Climate models are uncertain, but we can do something about it
Speaker: Ken Carslaw, University of Leeds
When: Wednesday, March 14, 2018, 3:30 p.m. Mountain Time
Location: Room 2A305, DSRC (NOAA Building), 325 Broadway, Boulder
Directions: Refer to More Information under our Seminar Schedule
Remote Access: Webinar Registration. Confirmation of registration includes information about joining the webinar. View System Requirements.
ALL Seminar attendees agree not to cite, quote, copy, or distribute material presented without the explicit written consent of the seminar presenter. Any opinions expressed in this seminar are those of the speaker alone and do not necessarily reflect the opinions of NOAA or ESRL CSD.

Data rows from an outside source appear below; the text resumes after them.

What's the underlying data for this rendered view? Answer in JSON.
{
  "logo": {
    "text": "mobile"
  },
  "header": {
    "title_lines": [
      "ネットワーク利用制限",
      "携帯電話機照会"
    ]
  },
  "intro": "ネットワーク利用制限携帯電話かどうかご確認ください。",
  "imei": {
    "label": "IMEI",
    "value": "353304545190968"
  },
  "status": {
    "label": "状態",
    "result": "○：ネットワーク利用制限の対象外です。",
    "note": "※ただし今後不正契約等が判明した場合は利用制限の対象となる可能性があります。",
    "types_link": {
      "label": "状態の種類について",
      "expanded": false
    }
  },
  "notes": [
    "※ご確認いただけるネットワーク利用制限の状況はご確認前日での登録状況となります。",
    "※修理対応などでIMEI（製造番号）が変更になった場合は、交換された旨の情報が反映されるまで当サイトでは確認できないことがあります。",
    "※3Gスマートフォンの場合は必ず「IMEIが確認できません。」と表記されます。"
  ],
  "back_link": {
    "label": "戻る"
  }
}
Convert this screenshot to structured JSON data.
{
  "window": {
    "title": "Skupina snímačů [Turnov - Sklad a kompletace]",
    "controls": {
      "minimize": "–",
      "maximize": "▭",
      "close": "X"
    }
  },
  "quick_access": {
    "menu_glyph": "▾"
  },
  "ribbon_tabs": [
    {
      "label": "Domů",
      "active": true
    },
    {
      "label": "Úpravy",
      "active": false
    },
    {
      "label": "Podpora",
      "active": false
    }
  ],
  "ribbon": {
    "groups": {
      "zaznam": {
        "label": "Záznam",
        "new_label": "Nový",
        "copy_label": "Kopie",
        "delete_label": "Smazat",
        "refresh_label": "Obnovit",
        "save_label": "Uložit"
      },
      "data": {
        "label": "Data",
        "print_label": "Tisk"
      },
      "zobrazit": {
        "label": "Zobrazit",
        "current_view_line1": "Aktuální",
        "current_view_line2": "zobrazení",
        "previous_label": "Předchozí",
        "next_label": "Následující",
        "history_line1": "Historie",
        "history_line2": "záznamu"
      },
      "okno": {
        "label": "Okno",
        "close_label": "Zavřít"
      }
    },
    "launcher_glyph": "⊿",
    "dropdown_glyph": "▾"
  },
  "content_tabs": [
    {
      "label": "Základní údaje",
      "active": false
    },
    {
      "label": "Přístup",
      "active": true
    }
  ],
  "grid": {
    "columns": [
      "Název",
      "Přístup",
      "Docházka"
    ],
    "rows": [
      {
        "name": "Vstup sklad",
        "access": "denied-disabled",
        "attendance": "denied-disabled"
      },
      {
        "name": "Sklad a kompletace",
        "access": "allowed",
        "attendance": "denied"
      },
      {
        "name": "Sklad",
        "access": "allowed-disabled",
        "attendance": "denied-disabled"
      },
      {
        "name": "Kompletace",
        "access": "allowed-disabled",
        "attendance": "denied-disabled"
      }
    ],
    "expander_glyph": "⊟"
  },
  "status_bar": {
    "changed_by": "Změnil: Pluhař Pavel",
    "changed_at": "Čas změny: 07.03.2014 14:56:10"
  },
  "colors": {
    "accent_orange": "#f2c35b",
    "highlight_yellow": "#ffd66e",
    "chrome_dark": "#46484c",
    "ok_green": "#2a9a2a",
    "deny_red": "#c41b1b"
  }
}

The title of my presentation follows a recent EOS article that I wrote on the importance of exploring model uncertainty (Carslaw, K. S., L. A. Lee, L. A. Regayre, and J. S. Johnson, Climate Models Are Uncertain, but We Can Do Something About It, EOS, 99, doi: 10.1029/2018EO093757, 2018). Models of climate and atmospheric phenomena are usually very complex, which makes it extremely challenging to explore all the potential model behaviors and the uncertainty in our predictions. In this presentation I will show how we can go beyond relatively simple model sensitivity tests to being able to generate multi-dimensional "response surfaces" that describe how any model output depends on any combination of model inputs or parameter values. These surfaces can be used to explore complex model behaviour or they can be sampled to quantify the uncertainty in model predictions. I will show some examples of how we can explore model behavior and quantify uncertainty related to stratospheric volcanic perturbations, cloud physics and aerosol radiative forcing.
Ken Carslaw's research involves modelling of the physical and chemical properties of atmospheric aerosols and the effect on clouds, atmospheric composition and climate. The Global Model of Aerosol Processes (GLOMAP) is a major advance on previous global models and has been used to study a wide range of aerosol processes in the atmosphere, including new particle formation, marine aerosol, dust emission and transport, and cloud condensation nuclei. GLOMAP is also being used in an Earth System model to study the interactions between aerosol, the oceans and the biosphere from seasonal to palaeo timescales. His research also examines the impact of aerosol on cloud processes and precipitation using advanced numerical models. See his Aerosol Modelling Research Group page. In 2001, Ken was a cofounding editor of Atmospheric Chemistry and Physics and remains an Executive Editor.